Фаркаши побрился, принял ванну, уселся в кресло и закурил. Было начало десятого. Спать еще рано, да и в поезде отоспался; он решил прогуляться по вечерней Праге, и сразу слился с толпой оживленных, хорошо одетых людей, заполнивших Вацлавскую площадь. Так почему-то называлась главная улица чешской столицы, хотя, как с удивлением обнаружил Фаркаши в свое первое посещение Праги, никакая это была не площадь, а просто широкая и нарядная улица. Он еще тогда сразу влюбился в Прагу, где причудливо переплелись седая старина и современность и во всем ощущался ее славянский «характер»: и в округлых славянских, похожих на русские, лицах ее жителей, и в мягком, певучем языке, и в плавных архитектурных линиях.
Фаркаши медленно шел по тротуару, разглядывая богатые витрины магазинов. «Ничего, и у нас в Москве будет не хуже, дайте только время», подумалось ему. Остановился у входа в ресторан, решив зайти поужинать, но передумал и свернул в боковую улочку. Вскоре он уже шагал по узким, выложенным гранитной брусчаткой улицам Малой Страны, как называют пражане эту старинную часть столицы. На вершине Градчан темнел величественный силуэт собора святого Вита. Фаркаши шагал уверенно, не спрашивая дороги, да и спросить было не у кого: на улочках ему не повстречалось ни одного прохожего.

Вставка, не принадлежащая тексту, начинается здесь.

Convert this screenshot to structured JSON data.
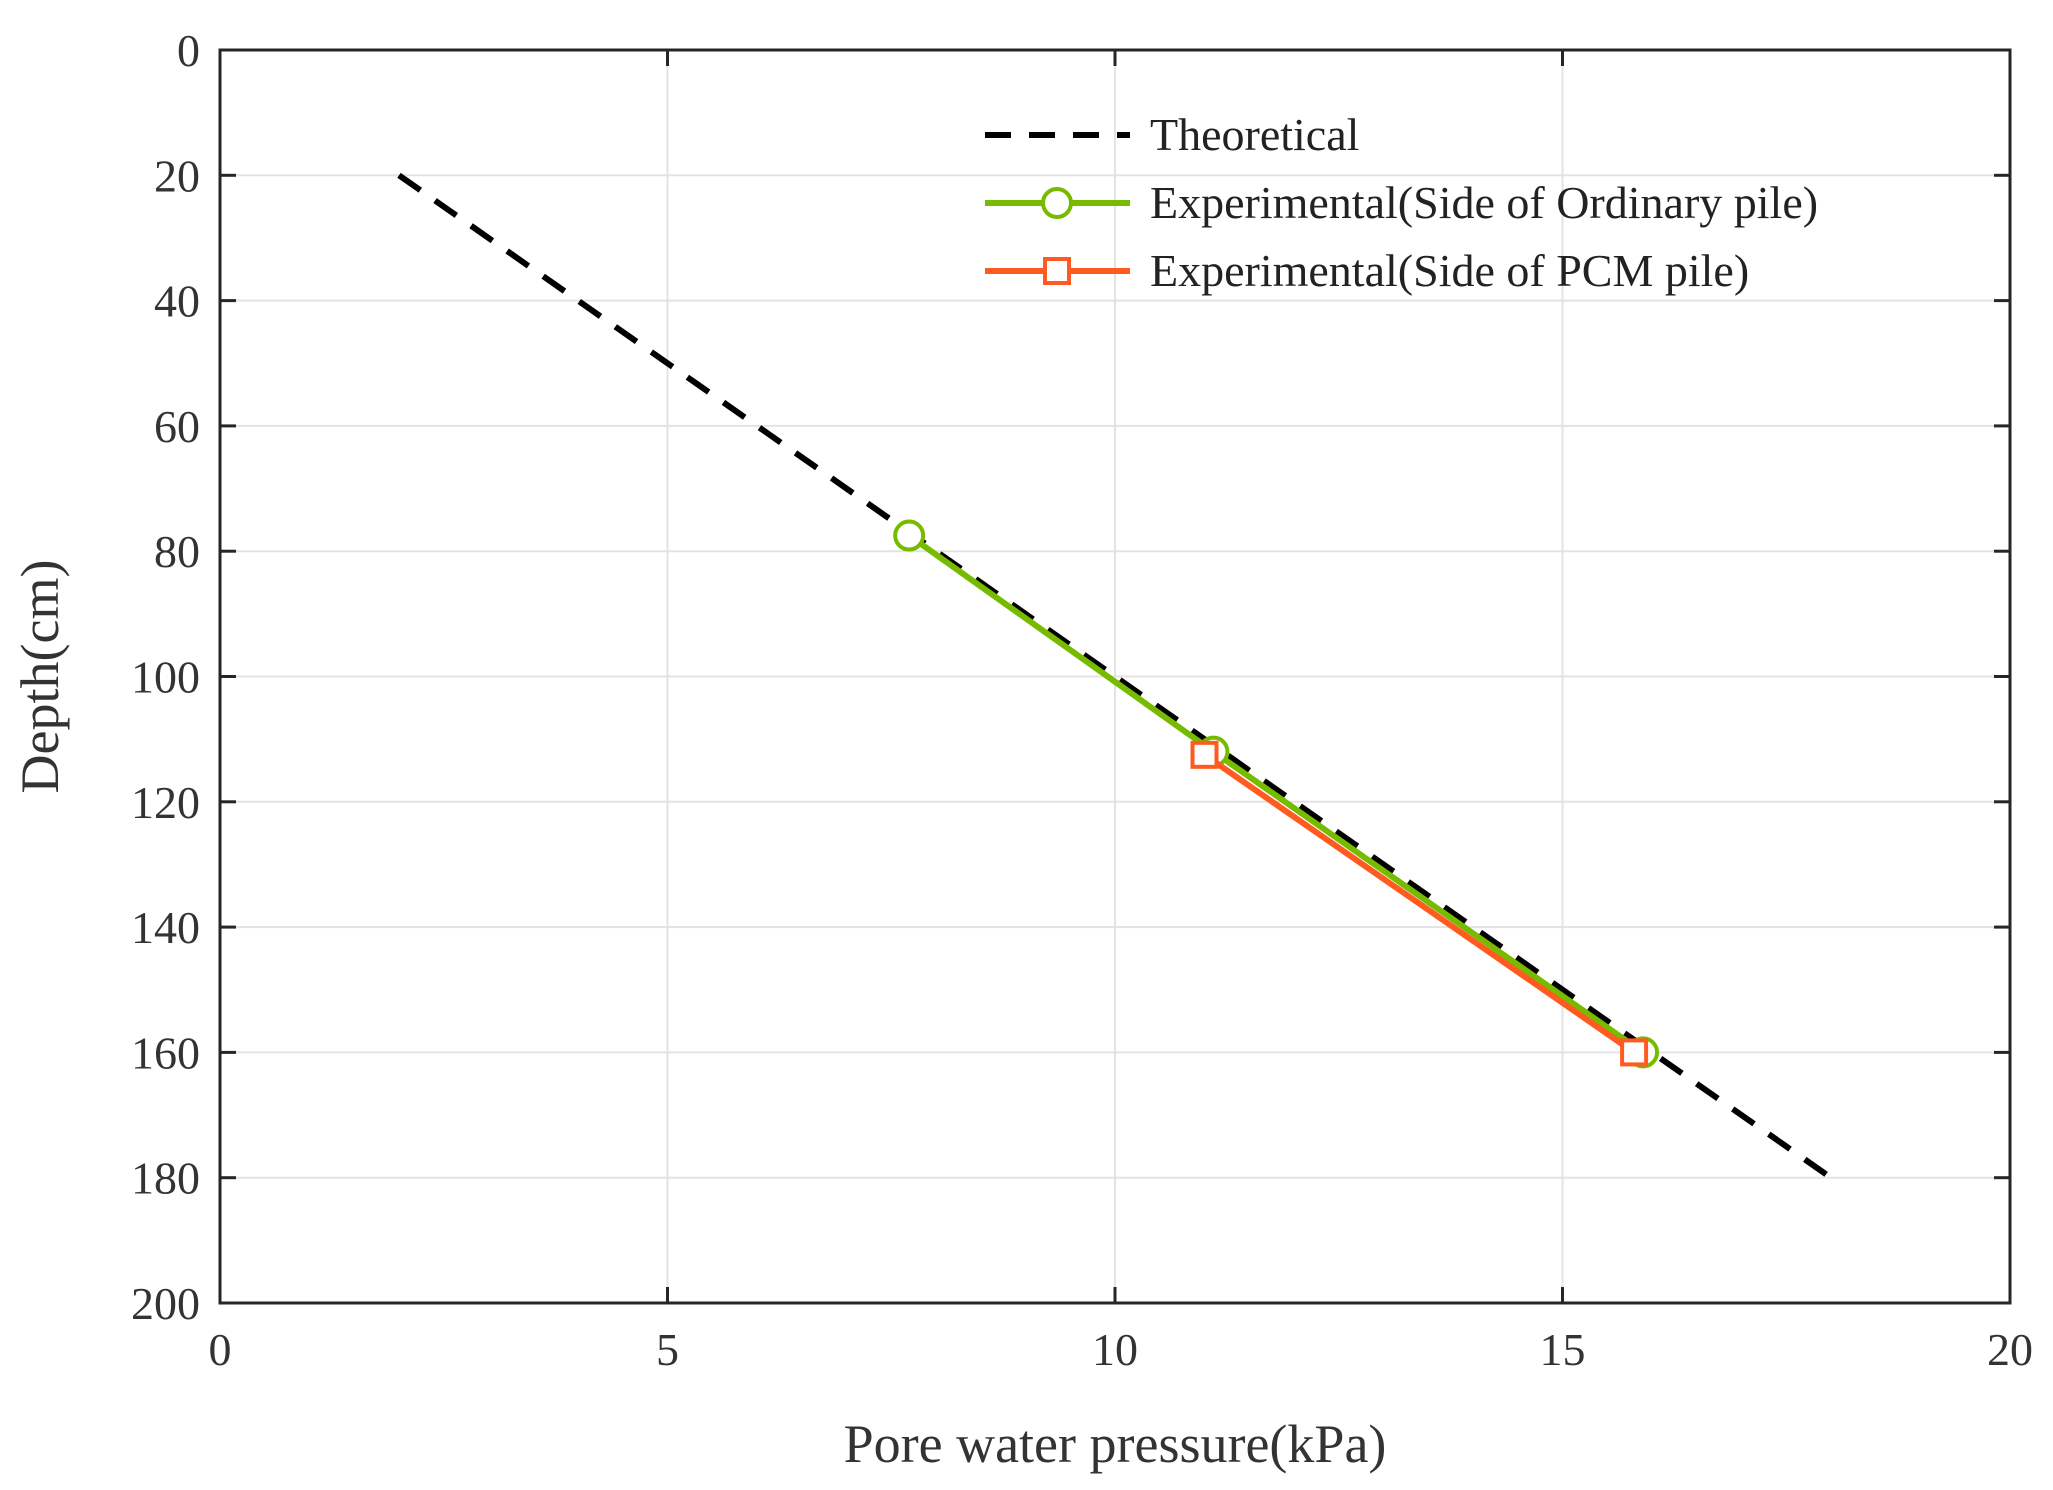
{
  "chart_data": {
    "type": "line",
    "xlabel": "Pore water pressure(kPa)",
    "ylabel": "Depth(cm)",
    "xlim": [
      0,
      20
    ],
    "ylim": [
      0,
      200
    ],
    "y_reversed": true,
    "xticks": [
      0,
      5,
      10,
      15,
      20
    ],
    "yticks": [
      0,
      20,
      40,
      60,
      80,
      100,
      120,
      140,
      160,
      180,
      200
    ],
    "xtick_labels": [
      "0",
      "5",
      "10",
      "15",
      "20"
    ],
    "ytick_labels": [
      "0",
      "20",
      "40",
      "60",
      "80",
      "100",
      "120",
      "140",
      "160",
      "180",
      "200"
    ],
    "grid": true,
    "legend_position": "top-right",
    "series": [
      {
        "name": "Theoretical",
        "color": "#000000",
        "style": "dashed",
        "marker": "none",
        "points": [
          [
            2,
            20
          ],
          [
            18,
            180
          ]
        ]
      },
      {
        "name": "Experimental(Side of Ordinary pile)",
        "color": "#77bb00",
        "style": "solid",
        "marker": "circle",
        "points": [
          [
            7.7,
            77.5
          ],
          [
            11.1,
            112
          ],
          [
            15.9,
            160
          ]
        ]
      },
      {
        "name": "Experimental(Side of PCM pile)",
        "color": "#ff5a1f",
        "style": "solid",
        "marker": "square",
        "points": [
          [
            11.0,
            112.5
          ],
          [
            15.8,
            160
          ]
        ]
      }
    ]
  }
}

Миновав старый город, он вышел на улицу Набоишти и остановился перед входом в пивную с огромным изображением кубка. Пивная так и называлась «У чаши». Он вошел, с любопытством осмотрелся. На стене, на самом видном месте висел большой портрет императора Франца Иосифа. Фаркаши улыбнулся, вспомнив, что именно из-за этого засиженного мухами портрета начались злоключения и похождения бравого солдата Швейка в годы войны, запечатленные на многочисленных рисунках, развешанных рядом. Обрамленный лавровым венком, с иронической улыбкой взирал на Фаркаши с портрета и сам создатель бессмертной одиссеи. Собственно говоря, на свидание с Ярославом Гашеком он и пришел сюда, в знаменитую пивную. Фаркаши хорошо знал этого остроумного обаятельного чеха еще по русскому плену, они сблизились на Восточном фронте, в далеком Бузулуке, куда судьба забросила военнопленных — бывших солдат австро-венгерской армии.